Vatan Partisi kurultaylar dönemi başladı. Biz de ilk siftahı
Bursa, İznik’e bağlı Tacir Köyü’nde yaptık. Aslında yazın Kiraz
Festivaline gittiğimizde Emine Hanım’a söz vermiştim gelip
kalacağım bağ bozumuna yardım edeceğim, domates, biber, fasulye
toplamaya, salça, peynir yapmaya geleceğim demiştim... olmadı...
zaten bunu saymadık. Tekrar gideceğim.
Tacirler özel bir köy diyeceğim ama korkuyorum; Bursa’nın öteki
köylerine haksızlık olacak. Türkiye’nin birçok köyü gönül
koyacak... Gerçekten öyle.
Tacir, üretici bir köy. Çok çalışkanlar, yaratıcı ve girişimciler.
Doğa da elinden ne geliyorsa buralara vermiş ha vermiş... Bereket
fışkırıyor.
Ama ellerini ayaklarını tutmayacaksın bizim köylülerin.
Tam tersini yapacaksın. Yürü kardeşim diyeceksin. Sırtını sağlam
tutacaksın.
Bak İran’da benzin 80 kuruş, suyun litre fiyatı da aynı, mazot 26,
LPG 10... Alayım şu kadara, nakliyesi, vergisi, kârı satayım sana
şu kadara... (Rakam vermiyorum, ne olur ne olmaz, hükümette
olduğumuzda “ama demiştiin” derler, mahçup oluruz, tam
tutturamazsak. Fiyatlarda oynama olur, iki lira yerine iki buçuktan
vermek zorunda kalırız... neme lazım. Söz sözdür çünkü. Seçim
uçurtması değil.)
Devlet de verse ha verse; bak o zaman fışkırmak ne kelime! Sel olup
akacak!
-Efendim bizim köylümüz tembel!
-Efendiim bizim köylümüz hazırlopçu!
Türkiye’yi üretimden vazgeçirme, dışa açılma-küreselleşme
döneminde, kurda yem yapma döneminde hep böyle dediler. 40 kez
söylersek belki tutar dediler. Üretime değil de dönüm başına teşvik
vereyim, al üç kuruş parayı, otur, daha doğrusu oturma, kahveye git
pişpirik oyna, hatta dönümün çoksa, hatta ve hatta bölgen de
“açılım, saçılım” bölgesiyse başka teşvikler de al, o paraları
Kuşadası’ndaki villanda ye dediler... Üretip de ne yapacaksın. O
zaman o al sancağın gibi göklere eren başını eğdiremem
dediler...
Zaten KİT’leri de, gürül gürül çalışan devlet sanayi kuruluşlarını
da yemlik yaptık! Kapatalım gitsin dediler...
Dediler ya...
Oh olsun yine de başaramadılar!
Ta İzmir İktisat günlerinde Mustafa Kemal’in söylediği gibi savaşta
kazandığımız bağımsızlığımızı ekonomiyle taçlandırmaya başlamışız.
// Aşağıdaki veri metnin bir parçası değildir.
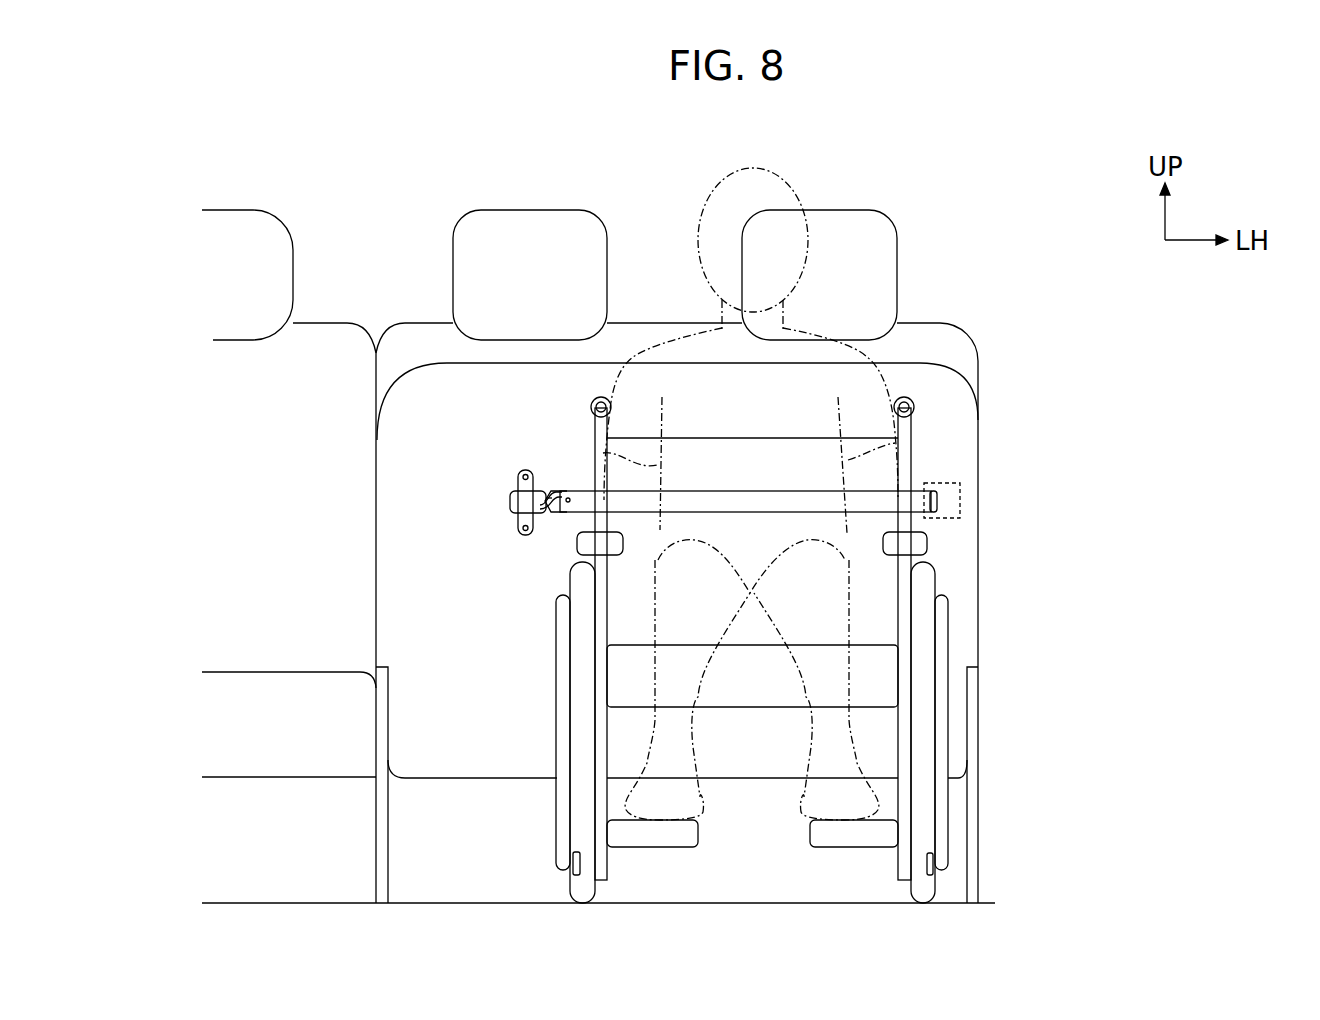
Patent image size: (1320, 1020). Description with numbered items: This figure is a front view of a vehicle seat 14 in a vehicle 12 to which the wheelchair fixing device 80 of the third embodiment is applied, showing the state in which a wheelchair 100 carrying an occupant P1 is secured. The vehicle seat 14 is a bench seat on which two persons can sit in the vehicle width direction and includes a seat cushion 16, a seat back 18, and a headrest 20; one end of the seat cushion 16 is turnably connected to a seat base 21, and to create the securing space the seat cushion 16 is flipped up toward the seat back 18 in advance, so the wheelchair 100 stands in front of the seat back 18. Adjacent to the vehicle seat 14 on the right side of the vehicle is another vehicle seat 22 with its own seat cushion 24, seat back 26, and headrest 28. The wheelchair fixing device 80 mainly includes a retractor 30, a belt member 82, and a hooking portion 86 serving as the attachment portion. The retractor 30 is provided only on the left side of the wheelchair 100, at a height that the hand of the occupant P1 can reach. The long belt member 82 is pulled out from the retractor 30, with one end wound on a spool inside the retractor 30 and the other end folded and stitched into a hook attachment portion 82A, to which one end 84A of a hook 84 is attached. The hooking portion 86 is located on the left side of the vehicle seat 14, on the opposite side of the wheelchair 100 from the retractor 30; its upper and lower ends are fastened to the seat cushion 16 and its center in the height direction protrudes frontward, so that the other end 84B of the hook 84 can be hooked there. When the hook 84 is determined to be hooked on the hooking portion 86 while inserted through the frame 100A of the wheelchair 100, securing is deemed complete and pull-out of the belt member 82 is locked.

The vehicle 12 is at (735, 545).
The vehicle seat 14 is at (735, 545).
The seat cushion 16 is at (940, 368).
The seat back 18 is at (978, 364).
The headrest 20 is at (457, 222).
The seat base 21 is at (978, 762).
The vehicle seat 22 is at (335, 316).
The seat cushion 24 is at (268, 670).
The seat back 26 is at (366, 330).
The headrest 28 is at (231, 210).
The retractor 30 is at (962, 500).
The wheelchair fixing device 80 is at (797, 485).
The belt member 82 is at (784, 525).
The hook attachment portion 82A is at (573, 518).
The hook 84 is at (499, 480).
The one end of hook 84A is at (547, 485).
The other end of hook 84B is at (513, 508).
The hooking portion 86 is at (523, 457).
The wheelchair 100 is at (822, 582).
The frame 100A is at (607, 473).
The occupant P1 is at (700, 210).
Vazgeçer miyiz? Bağımsızlığımızdan vazgeçer miyiz. Hür doğmuşuz o
günlerde. Hür yaşamaya alışmışız bir kere... vazgeçer miyiz...
İşte onun için Tacir’de Vatan Partisi’nin Kurultayını yapıyoruz.
Biraz dağ taş aşıyorsunuz ama yolunuzu düşürün ve gidin. Bizim
temsilcilikte de demli bir çay için. Benden! İnanın il binası gibi.
Ha bir de yanında mutlaka size genç kızlarımızın internetten
tariflerle yaptığı ilginç pasta çörek de ikram edeceklerdir. Kışlık
salçanızı, peynirlerinizi de edinirsiniz... Belki o zamana kadar
kooperatif de güncellenir.
BİR DOMATES ÇEKİRDEĞİNDEN
NELER YARATILIR
Temsilcimiz Hamdi Tekdemir kurultay konuşmasının başında
söyledi:
“Köylü her gün üreten, her gün çalışandır. Fabrikadaki işçi de
öyle. Yaşamını devam ettirebilmek için çalışır.”
Hamdi Tekdemir oturmuş hesaplamış tek tek örneklerini
verdi:
“Köylü bir domates çekirdeğinden dört-beş kilo domates
üretendir.
Bir kiraz çekirdeğinden 80 kg kiraz üretendir...
Bir zeytin çekirdeğinden 80-100 kg zeytin
yetiştirendir...
Oysa bir sömürgeci kesimin enayisi gibi görülür. Biz Vatan Partisi
olarak köylüyü geliştirmek için varız. Köylü üretimden çekiliyor.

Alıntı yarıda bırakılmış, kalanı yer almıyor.